" ... Since 2006, we've killed 14 senior Al Qaeda leaders using drone strikes. In the same time period, we've killed 700 Pakistani civilians in the same area. ... "
CBS News
July 21, 2009
http://www.cbsnews.com/stories/2009/07/21/opinion/main5176876.shtml
(CBS) Hina Shamsi is a senior advisor to the Project on Extrajudicial Executions at the NYU School of Law
There was a lot of uproar last week about a secret CIA assassination plan that was apparently never implemented, but remarkably little discussion of CIA operations that have killed hundreds of people in Pakistan in the last year alone.
These killings, in which the United States targets drone strikes at specific individuals, are deeply controversial: innocent civilians have allegedly died and the legality of the killings is unclear. Just as Abu Ghraib became the face of U.S. interrogation policy in Iraq, so the specter of hundreds of dead civilians threatens U.S. counter-terrorism efforts in Pakistan.
Yet there has been no real domestic public debate or meaningful congressional oversight over targeted killings, even though their strategic and policy consequences are hotly contested. CIA Director Leon Panetta, for example, gave a speech in May 2009 in which he said that "[Drone] operations have been very effective because they have been very precise in terms of the targeting and it involved a minimum of collateral damage."
But a month later, David Kilcullen, a former senior counterinsurgency advisor to the Army told Congress that, "Since 2006, we've killed 14 senior Al Qaeda leaders using drone strikes. In the same time period, we've killed 700 Pakistani civilians in the same area. The drone strikes are highly unpopular. . . . [a]nd they've given rise to a feeling of anger that coalesces the population around the extremists."
It's impossible to assess who is right. Because the operations are classified, we do not know the most fundamental facts about the targeted killing policy, including the number and identity of the people targeted, and how many of the dead are civilians.
Even without precise numbers, it is clear that civilian casualties, unsurprisingly, have a negative impact. In Pakistan, America's most critical counter-terrorism ally, the Zardari government's apparent inability to stop the attacks - and allegations that it has secretly agreed to them - threatens the government's already shaky stability.
Perhaps the best evidence that targeted killings hurt humanitarian and counter-terrorism goals comes from Afghanistan. In July, Army General Stanley McChrystal, the top U.S. commander in Afghanistan, told troops to "back down" when there is a risk that civilians will be killed, even if that means enemy Taliban fighters escape. National Security Adviser James L. Jones told McClatchy at the time, "In one mishap you can create thousands more terrorists than you had before the mishap." Why does this reasoning not apply to Pakistan?
Even the legal basis for the targeted killing policy in Pakistan is shrouded in secrecy. Is the CIA operating under the laws of war or some other law? Under the laws of war, only organized armed forces can kill during hostilities; civilian agencies like the CIA cannot. Who reviews CIA target selection and on what criteria? Unlike the military, which has the laws of war to guide it, we simply do not know how the CIA chooses targets and how many civilian bystanders it decides can be killed before it suspends an airstrike.

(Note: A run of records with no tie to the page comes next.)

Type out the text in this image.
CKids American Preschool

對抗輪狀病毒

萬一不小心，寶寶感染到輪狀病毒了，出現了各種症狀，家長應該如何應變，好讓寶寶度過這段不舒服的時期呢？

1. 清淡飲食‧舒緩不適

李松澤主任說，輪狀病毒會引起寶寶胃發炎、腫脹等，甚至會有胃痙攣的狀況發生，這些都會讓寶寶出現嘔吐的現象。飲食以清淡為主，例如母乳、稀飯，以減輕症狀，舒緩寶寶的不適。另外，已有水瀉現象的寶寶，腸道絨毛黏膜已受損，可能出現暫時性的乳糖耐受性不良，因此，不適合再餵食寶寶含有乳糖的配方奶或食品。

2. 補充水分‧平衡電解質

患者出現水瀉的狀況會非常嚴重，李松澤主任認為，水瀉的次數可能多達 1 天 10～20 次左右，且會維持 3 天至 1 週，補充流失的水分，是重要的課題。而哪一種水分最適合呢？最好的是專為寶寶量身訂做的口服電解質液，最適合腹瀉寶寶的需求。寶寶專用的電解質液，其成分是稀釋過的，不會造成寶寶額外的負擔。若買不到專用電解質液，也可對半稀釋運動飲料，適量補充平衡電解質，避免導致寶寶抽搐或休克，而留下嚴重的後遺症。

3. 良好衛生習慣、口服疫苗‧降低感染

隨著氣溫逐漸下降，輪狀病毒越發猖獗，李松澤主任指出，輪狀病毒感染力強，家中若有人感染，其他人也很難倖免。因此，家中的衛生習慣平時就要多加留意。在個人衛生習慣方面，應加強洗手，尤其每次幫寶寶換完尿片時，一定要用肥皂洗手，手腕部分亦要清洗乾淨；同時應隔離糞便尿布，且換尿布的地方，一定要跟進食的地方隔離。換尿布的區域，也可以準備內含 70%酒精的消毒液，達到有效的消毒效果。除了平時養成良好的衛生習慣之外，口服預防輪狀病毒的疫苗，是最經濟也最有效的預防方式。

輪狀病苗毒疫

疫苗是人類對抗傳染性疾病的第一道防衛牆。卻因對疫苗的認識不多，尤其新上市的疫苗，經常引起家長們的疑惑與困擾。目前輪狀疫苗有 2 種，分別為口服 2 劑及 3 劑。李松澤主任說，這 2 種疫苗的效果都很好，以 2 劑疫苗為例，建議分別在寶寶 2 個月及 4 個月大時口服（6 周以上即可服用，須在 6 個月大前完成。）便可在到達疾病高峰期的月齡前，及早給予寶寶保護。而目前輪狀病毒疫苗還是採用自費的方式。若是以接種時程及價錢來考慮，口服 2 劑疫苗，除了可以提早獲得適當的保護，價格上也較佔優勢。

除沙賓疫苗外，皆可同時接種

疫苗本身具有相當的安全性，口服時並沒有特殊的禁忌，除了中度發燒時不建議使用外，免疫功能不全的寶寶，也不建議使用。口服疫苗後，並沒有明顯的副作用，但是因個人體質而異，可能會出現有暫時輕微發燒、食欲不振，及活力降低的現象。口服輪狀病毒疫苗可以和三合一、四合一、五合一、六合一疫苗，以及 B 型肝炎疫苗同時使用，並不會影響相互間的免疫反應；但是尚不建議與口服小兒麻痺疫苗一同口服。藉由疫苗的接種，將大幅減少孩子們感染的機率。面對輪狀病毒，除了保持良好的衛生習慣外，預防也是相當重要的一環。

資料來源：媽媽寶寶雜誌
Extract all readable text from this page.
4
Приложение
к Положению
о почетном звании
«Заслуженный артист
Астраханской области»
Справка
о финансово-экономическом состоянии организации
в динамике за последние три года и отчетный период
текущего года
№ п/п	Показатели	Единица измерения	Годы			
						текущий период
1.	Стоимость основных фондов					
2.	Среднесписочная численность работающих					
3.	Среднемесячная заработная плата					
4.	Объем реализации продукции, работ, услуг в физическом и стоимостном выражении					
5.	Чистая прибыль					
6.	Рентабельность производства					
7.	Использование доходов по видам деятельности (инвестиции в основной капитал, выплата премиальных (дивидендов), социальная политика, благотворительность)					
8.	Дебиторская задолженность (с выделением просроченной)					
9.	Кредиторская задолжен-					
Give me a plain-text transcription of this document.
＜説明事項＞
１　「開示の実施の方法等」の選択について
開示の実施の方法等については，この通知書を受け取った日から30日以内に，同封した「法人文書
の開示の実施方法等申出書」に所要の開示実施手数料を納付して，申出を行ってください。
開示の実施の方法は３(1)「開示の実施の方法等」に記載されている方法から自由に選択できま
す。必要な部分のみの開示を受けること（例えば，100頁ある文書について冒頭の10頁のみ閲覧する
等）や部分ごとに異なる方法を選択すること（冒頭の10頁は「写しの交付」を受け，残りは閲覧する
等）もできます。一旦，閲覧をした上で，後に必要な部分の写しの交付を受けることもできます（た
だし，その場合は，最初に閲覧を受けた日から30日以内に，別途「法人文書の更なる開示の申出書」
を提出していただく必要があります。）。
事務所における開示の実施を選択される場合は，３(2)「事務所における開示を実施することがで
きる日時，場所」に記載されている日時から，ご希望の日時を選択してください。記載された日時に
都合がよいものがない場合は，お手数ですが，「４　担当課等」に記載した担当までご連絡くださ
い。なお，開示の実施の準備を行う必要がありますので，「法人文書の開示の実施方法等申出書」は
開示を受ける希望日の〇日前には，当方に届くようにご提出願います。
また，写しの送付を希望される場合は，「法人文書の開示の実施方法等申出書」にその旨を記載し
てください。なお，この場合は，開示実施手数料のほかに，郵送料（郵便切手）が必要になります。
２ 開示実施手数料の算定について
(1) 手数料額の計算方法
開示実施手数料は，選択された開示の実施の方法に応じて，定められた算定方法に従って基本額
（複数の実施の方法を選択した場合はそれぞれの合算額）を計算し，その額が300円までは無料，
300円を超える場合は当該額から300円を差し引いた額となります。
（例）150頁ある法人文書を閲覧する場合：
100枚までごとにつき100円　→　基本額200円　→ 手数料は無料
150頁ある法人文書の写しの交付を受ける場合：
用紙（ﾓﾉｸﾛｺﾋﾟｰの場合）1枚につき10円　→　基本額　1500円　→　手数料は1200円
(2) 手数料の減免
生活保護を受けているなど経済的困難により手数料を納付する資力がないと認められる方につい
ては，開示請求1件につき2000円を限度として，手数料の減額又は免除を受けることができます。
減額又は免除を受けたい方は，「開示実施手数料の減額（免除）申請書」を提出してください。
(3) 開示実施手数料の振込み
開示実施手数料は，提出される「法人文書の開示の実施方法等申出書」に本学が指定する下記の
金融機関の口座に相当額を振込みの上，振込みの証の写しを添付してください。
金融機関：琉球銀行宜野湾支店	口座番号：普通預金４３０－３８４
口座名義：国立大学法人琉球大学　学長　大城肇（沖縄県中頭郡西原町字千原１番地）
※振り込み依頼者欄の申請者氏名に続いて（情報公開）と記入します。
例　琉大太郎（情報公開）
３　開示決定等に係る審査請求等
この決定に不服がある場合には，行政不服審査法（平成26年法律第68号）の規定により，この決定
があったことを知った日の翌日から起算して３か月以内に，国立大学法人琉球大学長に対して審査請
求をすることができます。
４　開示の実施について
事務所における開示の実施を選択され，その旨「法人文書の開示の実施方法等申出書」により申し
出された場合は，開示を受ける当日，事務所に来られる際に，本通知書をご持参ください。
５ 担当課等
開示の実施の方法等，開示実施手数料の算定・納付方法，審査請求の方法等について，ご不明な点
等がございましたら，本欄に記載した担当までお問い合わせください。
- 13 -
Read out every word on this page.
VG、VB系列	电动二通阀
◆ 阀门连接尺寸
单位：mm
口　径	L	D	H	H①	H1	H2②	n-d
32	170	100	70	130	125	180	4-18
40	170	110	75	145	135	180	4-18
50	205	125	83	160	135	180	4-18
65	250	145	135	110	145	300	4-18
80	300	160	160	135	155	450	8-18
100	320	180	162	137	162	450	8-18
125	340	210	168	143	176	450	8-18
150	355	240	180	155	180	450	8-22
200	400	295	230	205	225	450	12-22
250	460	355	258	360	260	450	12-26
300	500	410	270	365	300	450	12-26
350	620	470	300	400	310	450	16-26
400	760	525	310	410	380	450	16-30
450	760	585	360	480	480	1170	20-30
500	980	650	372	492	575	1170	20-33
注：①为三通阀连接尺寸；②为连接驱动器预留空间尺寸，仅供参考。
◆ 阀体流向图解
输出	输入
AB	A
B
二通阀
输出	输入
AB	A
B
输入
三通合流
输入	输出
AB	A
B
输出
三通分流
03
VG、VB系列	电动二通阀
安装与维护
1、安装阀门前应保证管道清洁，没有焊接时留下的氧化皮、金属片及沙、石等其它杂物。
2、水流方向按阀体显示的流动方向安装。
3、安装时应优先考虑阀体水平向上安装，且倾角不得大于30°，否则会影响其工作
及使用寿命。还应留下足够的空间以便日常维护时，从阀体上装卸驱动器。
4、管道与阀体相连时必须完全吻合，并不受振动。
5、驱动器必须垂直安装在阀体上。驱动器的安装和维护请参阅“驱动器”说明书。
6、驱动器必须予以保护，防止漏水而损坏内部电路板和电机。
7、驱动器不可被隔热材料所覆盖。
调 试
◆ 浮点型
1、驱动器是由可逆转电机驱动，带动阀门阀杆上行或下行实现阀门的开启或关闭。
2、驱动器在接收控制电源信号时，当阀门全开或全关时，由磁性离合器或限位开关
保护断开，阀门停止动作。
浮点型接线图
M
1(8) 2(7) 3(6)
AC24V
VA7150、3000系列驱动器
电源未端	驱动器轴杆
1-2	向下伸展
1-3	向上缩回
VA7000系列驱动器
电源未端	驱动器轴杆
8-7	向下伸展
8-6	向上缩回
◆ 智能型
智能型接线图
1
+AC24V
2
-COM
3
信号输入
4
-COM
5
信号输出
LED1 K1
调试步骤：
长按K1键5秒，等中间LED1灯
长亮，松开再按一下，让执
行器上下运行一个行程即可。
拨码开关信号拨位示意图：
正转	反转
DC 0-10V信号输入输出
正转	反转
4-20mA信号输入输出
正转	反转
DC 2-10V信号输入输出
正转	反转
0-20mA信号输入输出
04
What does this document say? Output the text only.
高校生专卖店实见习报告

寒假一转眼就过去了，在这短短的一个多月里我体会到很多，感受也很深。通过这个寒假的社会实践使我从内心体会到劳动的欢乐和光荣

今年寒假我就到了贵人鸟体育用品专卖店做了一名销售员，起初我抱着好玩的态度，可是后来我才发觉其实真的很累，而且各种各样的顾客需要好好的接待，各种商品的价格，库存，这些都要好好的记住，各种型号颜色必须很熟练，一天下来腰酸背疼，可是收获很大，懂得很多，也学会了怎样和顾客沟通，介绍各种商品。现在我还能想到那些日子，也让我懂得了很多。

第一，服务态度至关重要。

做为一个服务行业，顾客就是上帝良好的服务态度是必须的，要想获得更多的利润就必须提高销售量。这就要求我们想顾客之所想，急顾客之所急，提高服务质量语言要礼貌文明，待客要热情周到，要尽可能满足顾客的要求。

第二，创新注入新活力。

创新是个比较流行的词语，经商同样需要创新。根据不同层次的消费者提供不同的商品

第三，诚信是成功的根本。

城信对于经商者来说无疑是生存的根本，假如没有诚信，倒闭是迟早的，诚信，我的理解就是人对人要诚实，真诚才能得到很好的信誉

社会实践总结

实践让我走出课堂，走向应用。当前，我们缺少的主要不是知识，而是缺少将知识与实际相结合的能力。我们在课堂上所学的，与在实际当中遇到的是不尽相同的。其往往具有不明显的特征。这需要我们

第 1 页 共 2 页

Why does the United States think it has the legal right to engage in killings in a country with which it is not at war? Does the Obama administration believe, as the Bush administration did, that the United States is "at war" with al Qaeda, wherever and whoever they are? If so, this argument threatens to make the entire globe part of the "battlefield." It risks eviscerating carefully drawn categories the international community - often led by the United States - has developed over decades to minimize civilian harm and to protect the right to life of millions around the world.
Who, in any event, is a combatant in such a global war? It is now a cliché to point out that members of al Qaeda do not wear uniforms and do not function like a regular army - that is why they are not entitled to prisoner of war status. But if they are not combatants, they are civilians and, under the Geneva Conventions, civilians can only be killed when they are "directly participating in hostilities."
The International Committee of the Red Cross recently clarified the meaning of direct participation in hostilities. Its guidance answers such questions as when it is legally permissible to target a member of the Taliban who is a farmer by day but who lays explosives at night. Because of secrecy, we do not know if the United States is abiding by these principles.
The issue comes down to this: It is not enough for decision-makers to say "trust us." The stakes are too high and no government is infallible. To take just one example, in 2003, the CIA kidnapped a German citizen, Khaled el-Masri, from Macedonia and subjected him to five months of torture in a secret prison in Afghanistan. His turned out to be a case of wrongful identify. Mr. el-Masri is alive to tell his story. Victims of targeted killings do not have that option.
Targeting mistakes, more civilian deaths and policies that are illegal either in perception or in fact could result in terrible blowback. The only way to stop that from happening is for the government to clarify the international legal standards under which it acts, and to provide information about who is targeted and the consequences of any attack. The targeted killing policy needs to come out of the shadows.